While miltia loyal to Sadr continue plundering the country and burning people alive, Sadr himself is playing a long game. He openly distances himself from the militia committing the worst of the violence, calls for peace between the two sects, asks rival Sunni clerics to deliver fatwas against sectarian murder, and now this, threatening to pull out of the government if Maliki meets with Bush. Sadr has championed a cause that most Iraqis can get behind (if opinion polls there are to be believed), opposing the occupation of Iraq. He's set up a situation where, if Maliki goes forward with the meeting, he can practically force new elections; and if Maliki does not, he's in nominal control of the government. The fact that the meeting is scheduled to take place in Jordan already shows how unstable and lost Iraq is; Sadr's gambit shows who's in charge. And even he cannot stop his forces from engaging in revenge killings and fighting what he perceives to be the true enemy (though I think this may be something of a pose).
It's a sad day when the world's only superpower can get strategically boxed in by a firebrand cleric with little experience in political affairs. We need to come to the realization that Iraq is finished as an imperial project. If we cannot stop al-Sadr from getting the upper hand, we can't do anything. Chuck Hagel writes a piercing op-ed for the Washington Post this morning, and he dares to say what nobody else has:
There will be no victory or defeat for the United States in Iraq. These terms do not reflect the reality of what is going to happen there. The future of Iraq was always going to be determined by the Iraqis -- not the Americans.
Iraq is not a prize to be won or lost. It is part of the ongoing global struggle against instability, brutality, intolerance, extremism and terrorism. There will be no military victory or military solution for Iraq. Former secretary of state Henry Kissinger made this point last weekend.
The time for more U.S. troops in Iraq has passed. We do not have more troops to send and, even if we did, they would not bring a resolution to Iraq. Militaries are built to fight and win wars, not bind together failing nations. We are once again learning a very hard lesson in foreign affairs: America cannot impose a democracy on any nation -- regardless of our noble purpose.
We have misunderstood, misread, misplanned and mismanaged our honorable intentions in Iraq with an arrogant self-delusion reminiscent of Vietnam. Honorable intentions are not policies and plans. Iraq belongs to the 25 million Iraqis who live there. They will decide their fate and form of government.
That is clear and unambiguous truth on what is happening over there. It's about as honest an op-ed as you'll see from a politician. Chuck Hagel and I disagree on a great many things, but on the defining issue of the day, he has been honorable and clear-headed, and his call for redeployment is purposeful and strong. He joins others on the Democratic side who've already sounded this call, and I expect there to be others on the Republican side to join him.

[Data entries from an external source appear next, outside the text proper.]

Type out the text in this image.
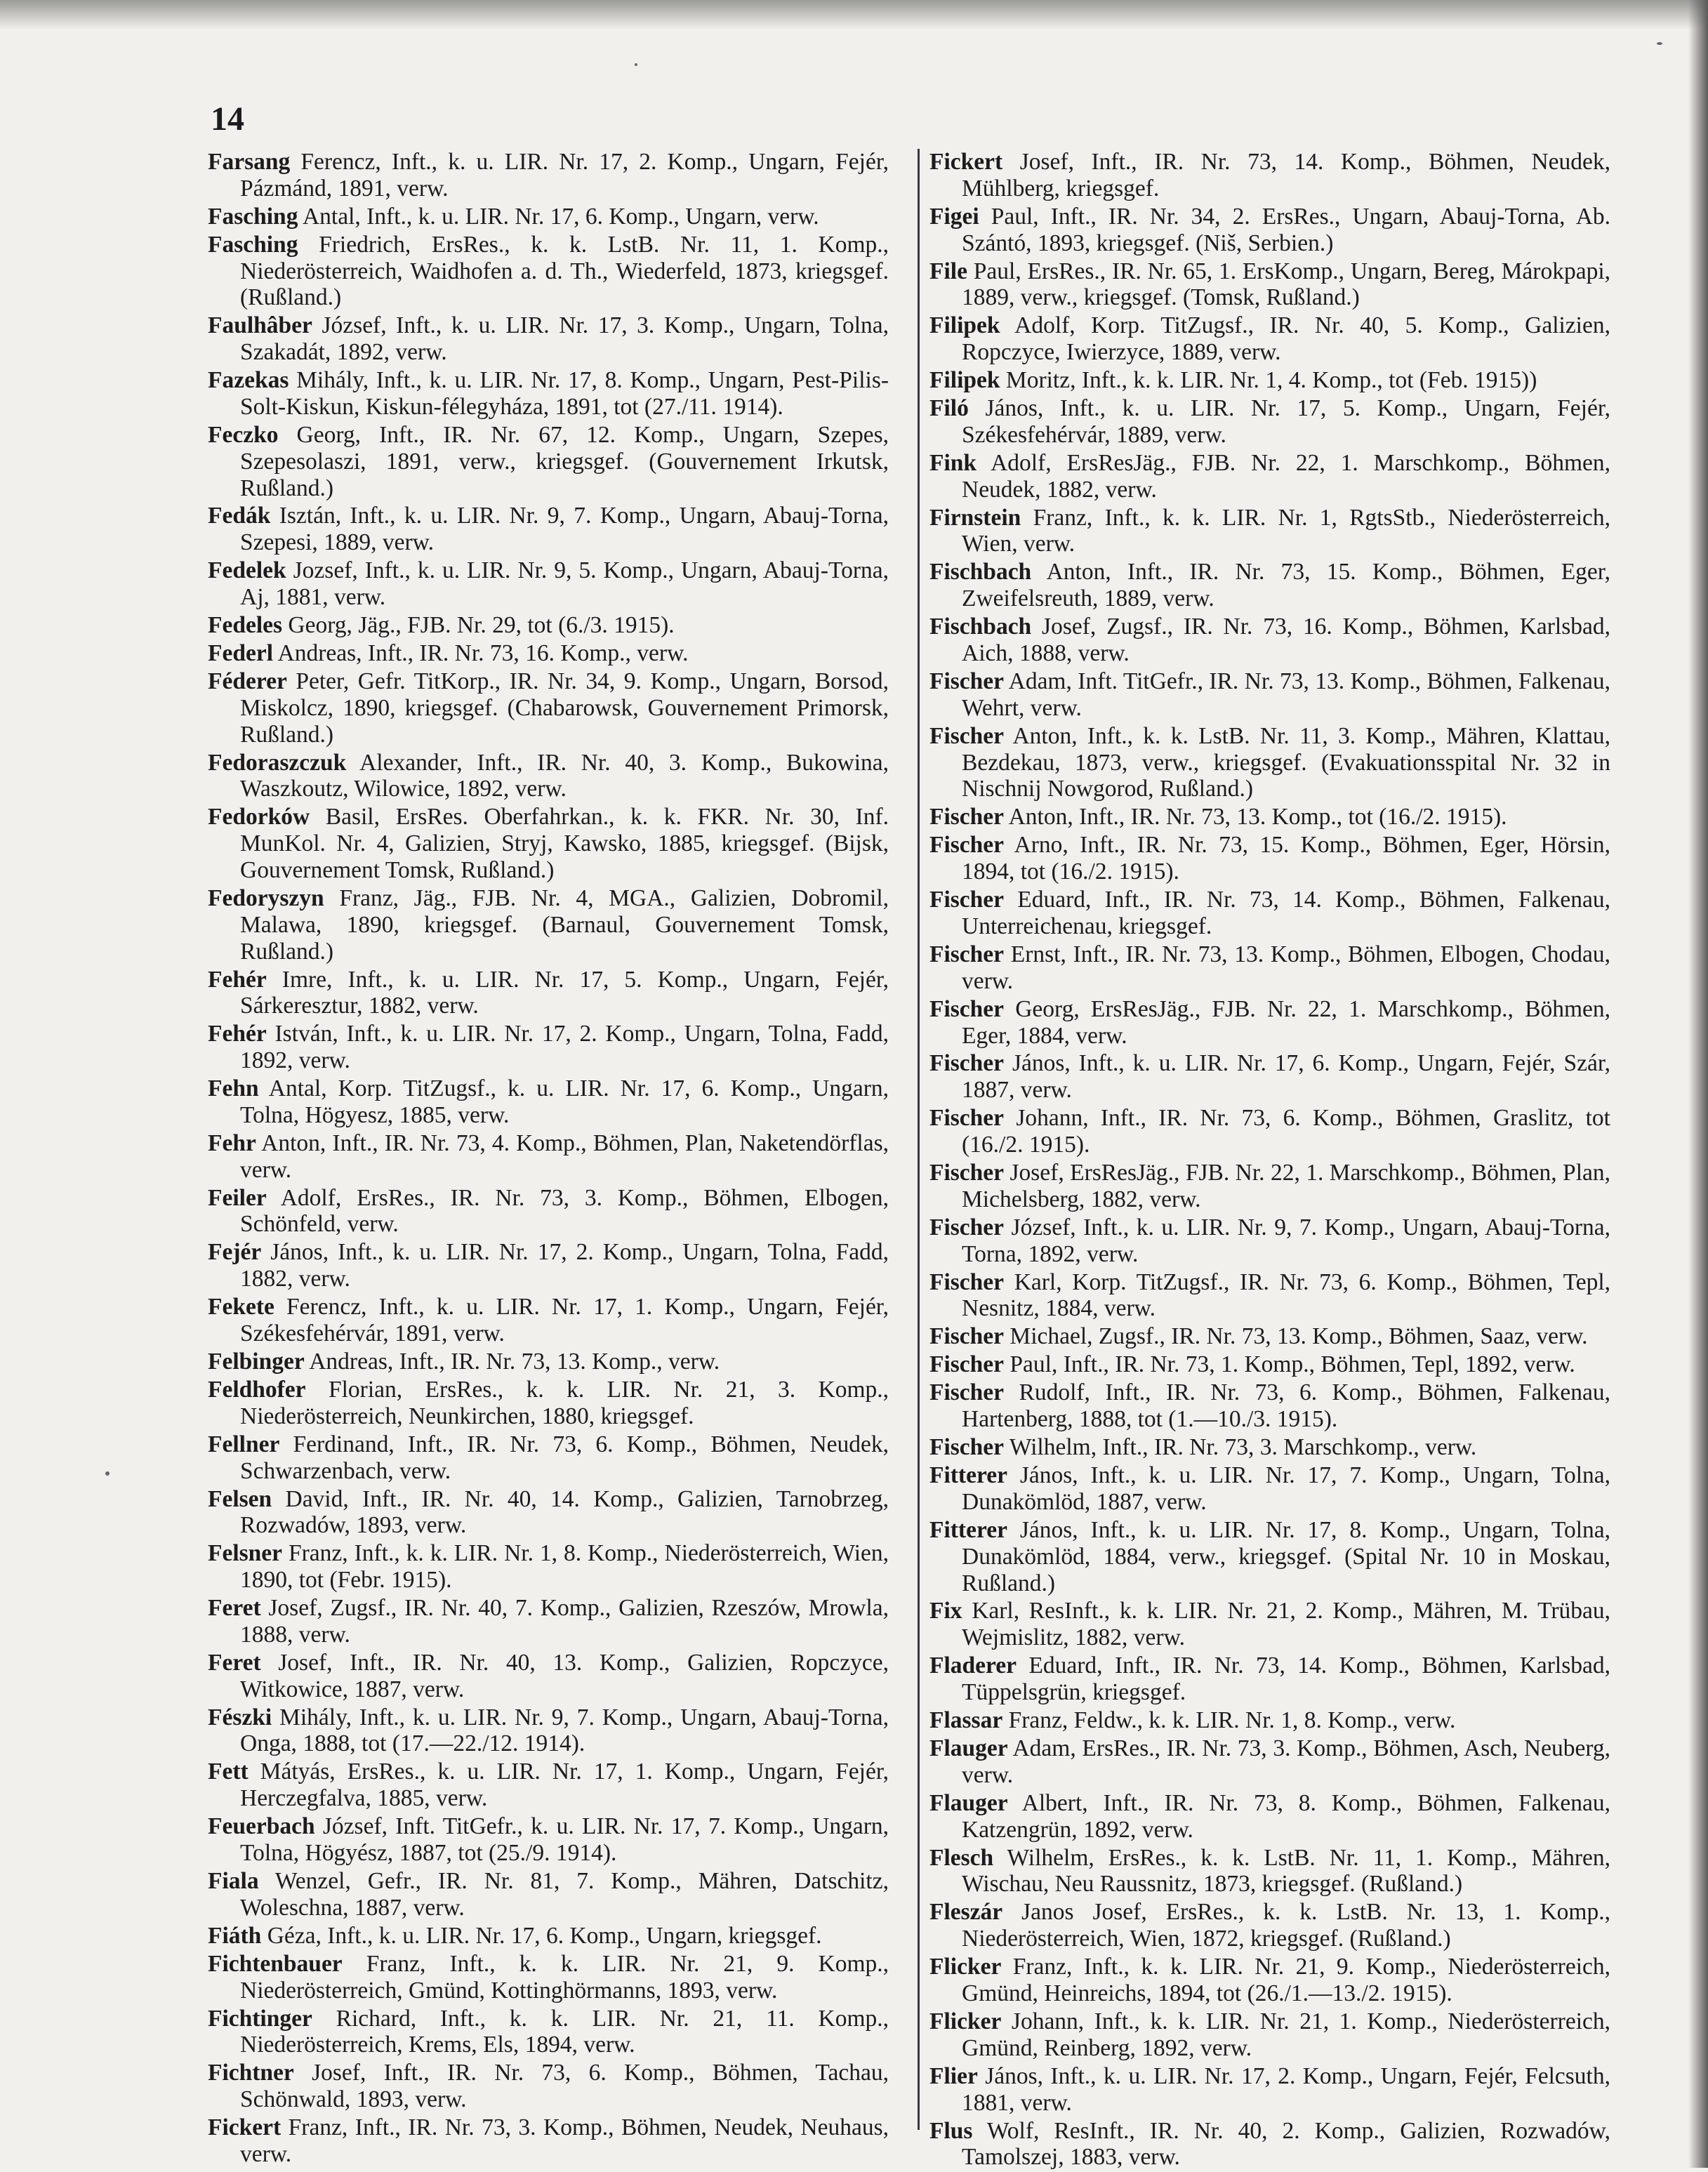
14

Farsang Ferencz, Inft., k. u. LIR. Nr. 17, 2. Komp., Ungarn, Fejér, Pázmánd, 1891, verw.

Fasching Antal, Inft., k. u. LIR. Nr. 17, 6. Komp., Ungarn, verw.

Fasching Friedrich, ErsRes., k. k. LstB. Nr. 11, 1. Komp., Niederösterreich, Waidhofen a. d. Th., Wiederfeld, 1873, kriegsgef. (Rußland.)

Faulhâber József, Inft., k. u. LIR. Nr. 17, 3. Komp., Ungarn, Tolna, Szakadát, 1892, verw.

Fazekas Mihály, Inft., k. u. LIR. Nr. 17, 8. Komp., Ungarn, Pest-Pilis-Solt-Kiskun, Kiskun-félegyháza, 1891, tot (27./11. 1914).

Feczko Georg, Inft., IR. Nr. 67, 12. Komp., Ungarn, Szepes, Szepesolaszi, 1891, verw., kriegsgef. (Gouvernement Irkutsk, Rußland.)

Fedák Isztán, Inft., k. u. LIR. Nr. 9, 7. Komp., Ungarn, Abauj-Torna, Szepesi, 1889, verw.

Fedelek Jozsef, Inft., k. u. LIR. Nr. 9, 5. Komp., Ungarn, Abauj-Torna, Aj, 1881, verw.

Fedeles Georg, Jäg., FJB. Nr. 29, tot (6./3. 1915).

Federl Andreas, Inft., IR. Nr. 73, 16. Komp., verw.

Féderer Peter, Gefr. TitKorp., IR. Nr. 34, 9. Komp., Ungarn, Borsod, Miskolcz, 1890, kriegsgef. (Chabarowsk, Gouvernement Primorsk, Rußland.)

Fedoraszczuk Alexander, Inft., IR. Nr. 40, 3. Komp., Bukowina, Waszkoutz, Wilowice, 1892, verw.

Fedorków Basil, ErsRes. Oberfahrkan., k. k. FKR. Nr. 30, Inf. MunKol. Nr. 4, Galizien, Stryj, Kawsko, 1885, kriegsgef. (Bijsk, Gouvernement Tomsk, Rußland.)

Fedoryszyn Franz, Jäg., FJB. Nr. 4, MGA., Galizien, Dobromil, Malawa, 1890, kriegsgef. (Barnaul, Gouvernement Tomsk, Rußland.)

Fehér Imre, Inft., k. u. LIR. Nr. 17, 5. Komp., Ungarn, Fejér, Sárkeresztur, 1882, verw.

Fehér István, Inft., k. u. LIR. Nr. 17, 2. Komp., Ungarn, Tolna, Fadd, 1892, verw.

Fehn Antal, Korp. TitZugsf., k. u. LIR. Nr. 17, 6. Komp., Ungarn, Tolna, Högyesz, 1885, verw.

Fehr Anton, Inft., IR. Nr. 73, 4. Komp., Böhmen, Plan, Naketendörflas, verw.

Feiler Adolf, ErsRes., IR. Nr. 73, 3. Komp., Böhmen, Elbogen, Schönfeld, verw.

Fejér János, Inft., k. u. LIR. Nr. 17, 2. Komp., Ungarn, Tolna, Fadd, 1882, verw.

Fekete Ferencz, Inft., k. u. LIR. Nr. 17, 1. Komp., Ungarn, Fejér, Székesfehérvár, 1891, verw.

Felbinger Andreas, Inft., IR. Nr. 73, 13. Komp., verw.

Feldhofer Florian, ErsRes., k. k. LIR. Nr. 21, 3. Komp., Niederösterreich, Neunkirchen, 1880, kriegsgef.

Fellner Ferdinand, Inft., IR. Nr. 73, 6. Komp., Böhmen, Neudek, Schwarzenbach, verw.

Felsen David, Inft., IR. Nr. 40, 14. Komp., Galizien, Tarnobrzeg, Rozwadów, 1893, verw.

Felsner Franz, Inft., k. k. LIR. Nr. 1, 8. Komp., Niederösterreich, Wien, 1890, tot (Febr. 1915).

Feret Josef, Zugsf., IR. Nr. 40, 7. Komp., Galizien, Rzeszów, Mrowla, 1888, verw.

Feret Josef, Inft., IR. Nr. 40, 13. Komp., Galizien, Ropczyce, Witkowice, 1887, verw.

Fészki Mihály, Inft., k. u. LIR. Nr. 9, 7. Komp., Ungarn, Abauj-Torna, Onga, 1888, tot (17.—22./12. 1914).

Fett Mátyás, ErsRes., k. u. LIR. Nr. 17, 1. Komp., Ungarn, Fejér, Herczegfalva, 1885, verw.

Feuerbach József, Inft. TitGefr., k. u. LIR. Nr. 17, 7. Komp., Ungarn, Tolna, Högyész, 1887, tot (25./9. 1914).

Fiala Wenzel, Gefr., IR. Nr. 81, 7. Komp., Mähren, Datschitz, Woleschna, 1887, verw.

Fiáth Géza, Inft., k. u. LIR. Nr. 17, 6. Komp., Ungarn, kriegsgef.

Fichtenbauer Franz, Inft., k. k. LIR. Nr. 21, 9. Komp., Niederösterreich, Gmünd, Kottinghörmanns, 1893, verw.

Fichtinger Richard, Inft., k. k. LIR. Nr. 21, 11. Komp., Niederösterreich, Krems, Els, 1894, verw.

Fichtner Josef, Inft., IR. Nr. 73, 6. Komp., Böhmen, Tachau, Schönwald, 1893, verw.

Fickert Franz, Inft., IR. Nr. 73, 3. Komp., Böhmen, Neudek, Neuhaus, verw.

Fickert Josef, Inft., IR. Nr. 73, 14. Komp., Böhmen, Neudek, Mühlberg, kriegsgef.

Figei Paul, Inft., IR. Nr. 34, 2. ErsRes., Ungarn, Abauj-Torna, Ab. Szántó, 1893, kriegsgef. (Niš, Serbien.)

File Paul, ErsRes., IR. Nr. 65, 1. ErsKomp., Ungarn, Bereg, Márokpapi, 1889, verw., kriegsgef. (Tomsk, Rußland.)

Filipek Adolf, Korp. TitZugsf., IR. Nr. 40, 5. Komp., Galizien, Ropczyce, Iwierzyce, 1889, verw.

Filipek Moritz, Inft., k. k. LIR. Nr. 1, 4. Komp., tot (Feb. 1915))

Filó János, Inft., k. u. LIR. Nr. 17, 5. Komp., Ungarn, Fejér, Székesfehérvár, 1889, verw.

Fink Adolf, ErsResJäg., FJB. Nr. 22, 1. Marschkomp., Böhmen, Neudek, 1882, verw.

Firnstein Franz, Inft., k. k. LIR. Nr. 1, RgtsStb., Niederösterreich, Wien, verw.

Fischbach Anton, Inft., IR. Nr. 73, 15. Komp., Böhmen, Eger, Zweifelsreuth, 1889, verw.

Fischbach Josef, Zugsf., IR. Nr. 73, 16. Komp., Böhmen, Karlsbad, Aich, 1888, verw.

Fischer Adam, Inft. TitGefr., IR. Nr. 73, 13. Komp., Böhmen, Falkenau, Wehrt, verw.

Fischer Anton, Inft., k. k. LstB. Nr. 11, 3. Komp., Mähren, Klattau, Bezdekau, 1873, verw., kriegsgef. (Evakuationsspital Nr. 32 in Nischnij Nowgorod, Rußland.)

Fischer Anton, Inft., IR. Nr. 73, 13. Komp., tot (16./2. 1915).

Fischer Arno, Inft., IR. Nr. 73, 15. Komp., Böhmen, Eger, Hörsin, 1894, tot (16./2. 1915).

Fischer Eduard, Inft., IR. Nr. 73, 14. Komp., Böhmen, Falkenau, Unterreichenau, kriegsgef.

Fischer Ernst, Inft., IR. Nr. 73, 13. Komp., Böhmen, Elbogen, Chodau, verw.

Fischer Georg, ErsResJäg., FJB. Nr. 22, 1. Marschkomp., Böhmen, Eger, 1884, verw.

Fischer János, Inft., k. u. LIR. Nr. 17, 6. Komp., Ungarn, Fejér, Szár, 1887, verw.

Fischer Johann, Inft., IR. Nr. 73, 6. Komp., Böhmen, Graslitz, tot (16./2. 1915).

Fischer Josef, ErsResJäg., FJB. Nr. 22, 1. Marschkomp., Böhmen, Plan, Michelsberg, 1882, verw.

Fischer József, Inft., k. u. LIR. Nr. 9, 7. Komp., Ungarn, Abauj-Torna, Torna, 1892, verw.

Fischer Karl, Korp. TitZugsf., IR. Nr. 73, 6. Komp., Böhmen, Tepl, Nesnitz, 1884, verw.

Fischer Michael, Zugsf., IR. Nr. 73, 13. Komp., Böhmen, Saaz, verw.

Fischer Paul, Inft., IR. Nr. 73, 1. Komp., Böhmen, Tepl, 1892, verw.

Fischer Rudolf, Inft., IR. Nr. 73, 6. Komp., Böhmen, Falkenau, Hartenberg, 1888, tot (1.—10./3. 1915).

Fischer Wilhelm, Inft., IR. Nr. 73, 3. Marschkomp., verw.

Fitterer János, Inft., k. u. LIR. Nr. 17, 7. Komp., Ungarn, Tolna, Dunakömlöd, 1887, verw.

Fitterer János, Inft., k. u. LIR. Nr. 17, 8. Komp., Ungarn, Tolna, Dunakömlöd, 1884, verw., kriegsgef. (Spital Nr. 10 in Moskau, Rußland.)

Fix Karl, ResInft., k. k. LIR. Nr. 21, 2. Komp., Mähren, M. Trübau, Wejmislitz, 1882, verw.

Fladerer Eduard, Inft., IR. Nr. 73, 14. Komp., Böhmen, Karlsbad, Tüppelsgrün, kriegsgef.

Flassar Franz, Feldw., k. k. LIR. Nr. 1, 8. Komp., verw.

Flauger Adam, ErsRes., IR. Nr. 73, 3. Komp., Böhmen, Asch, Neuberg, verw.

Flauger Albert, Inft., IR. Nr. 73, 8. Komp., Böhmen, Falkenau, Katzengrün, 1892, verw.

Flesch Wilhelm, ErsRes., k. k. LstB. Nr. 11, 1. Komp., Mähren, Wischau, Neu Raussnitz, 1873, kriegsgef. (Rußland.)

Fleszár Janos Josef, ErsRes., k. k. LstB. Nr. 13, 1. Komp., Niederösterreich, Wien, 1872, kriegsgef. (Rußland.)

Flicker Franz, Inft., k. k. LIR. Nr. 21, 9. Komp., Niederösterreich, Gmünd, Heinreichs, 1894, tot (26./1.—13./2. 1915).

Flicker Johann, Inft., k. k. LIR. Nr. 21, 1. Komp., Niederösterreich, Gmünd, Reinberg, 1892, verw.

Flier János, Inft., k. u. LIR. Nr. 17, 2. Komp., Ungarn, Fejér, Felcsuth, 1881, verw.

Flus Wolf, ResInft., IR. Nr. 40, 2. Komp., Galizien, Rozwadów, Tamolszej, 1883, verw.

Iraq has this week moved past partisanship, and the partisans who still argue for it are completely out of step with the American people.
Unfortunately, the nation is currently led by a man who continually boxes himself in with his rhetoric and stubborn attitude, and allows the most shallow of rivals, in this case Muqtada al-Sadr, to outwit him. The only way to win this game is to stop playing, but a petulance masked as competitiveness will force that solution off the table. Someone better than this President will have to come along and put a stop to this madness.